Sri Lanka shines in Royal engagement

Saturday, 27 November 2010 00:14 -     - {{hitsCtrl.values.hits}}

Speculation on the origin of the oval blue sapphire on the ring that Prince William gave Kate Middleton is now over.

This ring is the same one as that given by his father, Prince Charles at his engagement to Lady Diana Spencer in 1981. It is now known that the oval blue sapphire adorning this ring came from Sri Lanka.

This ring is the most talked about engagement ring in the world today, revealing a sparkling contribution by Sri Lanka to the grandeur of Britain’s royal heirloom.

The UK Daily Mail of 17 November, reports that the gem on Princess Diana’s ring is a ‘Ceylon sapphire’. Ceylon, being the former name for Sri Lanka, is still used to identify gems from this country similar to the continued references to Ceylon tea. Several other reliable sources such as National Geographic, have reported that this gem is from Sri Lanka.

The blue sapphire alone is 12-carat while the 14 solitaire diamonds clustered elegantly around it are set in 18-carat white gold which had cost £28,500 (US$ 45,000) at the time of purchase three decades ago. Before the Princess of Wales’s death in 1997, the ring was valued at more than £250,000 because of its connection to the royals, and in particular Princess Diana.

Lady Diana Spencer chose it for her engagement to Prince Charles in 1981 from a selection presented to her by the then Crown Jewellers Garrard of Mayfair. ‘She had obviously already said she would like a sapphire; she had half a dozen rings and she chose this one purely because she liked it’, said a leading royal jewellery expert.

While not everyone could afford to buy such a rock, Diana’s choice sparked a trend for similar- looking rings. Sapphires were one of the late Princess’s favourite gemstones, and some commentators say she chose it because it reminded her of her mother’s engagement ring.

Prince William, who eventually inherited the ring, showed the family heirloom is priceless to him by choosing it for his fiancée.

“It was my way of making sure my mother didn’t miss out on today and the excitement,” he told the press.

There is a long tradition of Sri Lankan gems being sought out for the jewellery of royalty in the world. The St. Edward’s Sapphire which is set in a Maltese cross at the top of the Imperial Crown of State now worn by the Queen of England, Elizabeth II, also comes from Sri Lanka.

The St. Edward’s Sapphire gets its name from Edward the Confessor, the King of England from 1042 – 1066, in whose coronet or ring the fine blue, rose-cut gem was once mounted.

Gemologists say it is quite possible that both sapphires on the engagement ring and the Imperial Crown of State originated from the ancient alluvial corundum deposits of the renowned gem producing district of Sri Lanka, known as Ratnapura.

Many experts believe that there is hardly a crown in the world today that is not adorned with a gem from Sri Lanka.
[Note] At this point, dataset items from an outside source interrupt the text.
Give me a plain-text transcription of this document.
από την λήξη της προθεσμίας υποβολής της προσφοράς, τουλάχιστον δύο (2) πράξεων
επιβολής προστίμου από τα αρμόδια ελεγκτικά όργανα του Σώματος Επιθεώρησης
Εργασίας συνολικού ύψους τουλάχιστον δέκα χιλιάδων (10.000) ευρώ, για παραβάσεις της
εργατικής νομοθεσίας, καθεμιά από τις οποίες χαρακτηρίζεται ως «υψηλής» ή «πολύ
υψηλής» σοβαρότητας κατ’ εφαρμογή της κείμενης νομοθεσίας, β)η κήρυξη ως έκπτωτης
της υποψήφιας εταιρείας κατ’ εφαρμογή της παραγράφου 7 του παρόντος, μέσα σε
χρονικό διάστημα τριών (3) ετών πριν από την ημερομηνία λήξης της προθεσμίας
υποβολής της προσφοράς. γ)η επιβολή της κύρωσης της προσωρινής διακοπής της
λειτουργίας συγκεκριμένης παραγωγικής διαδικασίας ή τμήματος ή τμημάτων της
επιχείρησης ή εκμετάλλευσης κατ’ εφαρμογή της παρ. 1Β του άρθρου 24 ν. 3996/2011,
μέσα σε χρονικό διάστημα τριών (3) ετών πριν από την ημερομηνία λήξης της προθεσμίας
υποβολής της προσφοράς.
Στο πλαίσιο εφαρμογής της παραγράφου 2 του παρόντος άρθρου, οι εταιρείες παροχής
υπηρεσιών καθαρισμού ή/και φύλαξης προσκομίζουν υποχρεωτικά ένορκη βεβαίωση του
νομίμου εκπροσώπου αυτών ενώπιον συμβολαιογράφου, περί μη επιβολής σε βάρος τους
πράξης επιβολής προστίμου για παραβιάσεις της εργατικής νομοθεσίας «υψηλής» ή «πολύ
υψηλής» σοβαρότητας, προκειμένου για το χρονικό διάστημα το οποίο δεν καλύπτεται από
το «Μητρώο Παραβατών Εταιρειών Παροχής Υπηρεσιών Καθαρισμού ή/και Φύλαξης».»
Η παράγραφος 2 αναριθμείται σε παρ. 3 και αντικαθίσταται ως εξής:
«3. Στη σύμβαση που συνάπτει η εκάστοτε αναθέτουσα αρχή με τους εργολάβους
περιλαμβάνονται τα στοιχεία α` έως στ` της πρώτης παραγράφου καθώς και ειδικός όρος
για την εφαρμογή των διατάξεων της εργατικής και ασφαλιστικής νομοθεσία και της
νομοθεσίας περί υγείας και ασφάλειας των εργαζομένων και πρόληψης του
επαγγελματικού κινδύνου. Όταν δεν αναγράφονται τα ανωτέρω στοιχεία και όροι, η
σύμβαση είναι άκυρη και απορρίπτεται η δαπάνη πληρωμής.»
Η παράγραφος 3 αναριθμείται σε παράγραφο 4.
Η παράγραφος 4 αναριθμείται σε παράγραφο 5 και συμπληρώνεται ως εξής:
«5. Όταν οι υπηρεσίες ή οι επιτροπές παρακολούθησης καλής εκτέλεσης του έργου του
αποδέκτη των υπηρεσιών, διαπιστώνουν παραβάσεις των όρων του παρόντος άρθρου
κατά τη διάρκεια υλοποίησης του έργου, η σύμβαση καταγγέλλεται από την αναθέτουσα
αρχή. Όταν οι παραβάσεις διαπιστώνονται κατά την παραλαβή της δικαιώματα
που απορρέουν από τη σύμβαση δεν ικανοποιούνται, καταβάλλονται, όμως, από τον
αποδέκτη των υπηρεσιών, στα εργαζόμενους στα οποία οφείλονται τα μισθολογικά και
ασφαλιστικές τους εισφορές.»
The country’s gems are also eagerly sought by collectors abroad and form part of some of the priceless collection of gems in the world.

Sri Lanka had been famous for rubies and sapphires since very ancients times, dating back to the period of King Solomon in the 10th century B.C, when both tradition and legend state that King Solomon took Sri Lanka’s priceless gems, elephants and peacocks among his treasures to woo the Queen of Sheba.

The news of the blue sapphire on the ring which Prince William gave Kate Middleton has created much interest in Sri Lankan sapphires in the international gem trade and many buyers are lining up to purchase blue sapphires and other precious gems from Sri Lanka. Jewelers around the world are being called on to make replicas of this legendary engagement ring. “Sapphires are especially beloved in Britain and its former colonies, including Sri Lanka, which I plan to visit soon to buy more of the sapphires mined there. We are expecting an uptick in demand through the holidays,” the CEO of New York’s Natural Sapphire Co Michael Arnstein said.

Arnstein’s company supplies Sapphires to other Jewelers around the world who have been receiving similar requests. The company took calls from Britain, Canada, the United States and elsewhere requesting replicas of the ring.

The Gem and Jewellery industry takes a foremost place in bringing foreign revenue to Sri Lanka. The country is among the biggest sources of gems and precious stones and is ranked among the top gem-bearing nations in the world. Over 40 of around 60 varieties on the market are found here, many from the Ratnapura region. Sri Lanka’s gemstones were formed during the pre-Cambrian age and almost everyone is guaranteed to be over 800 million years old.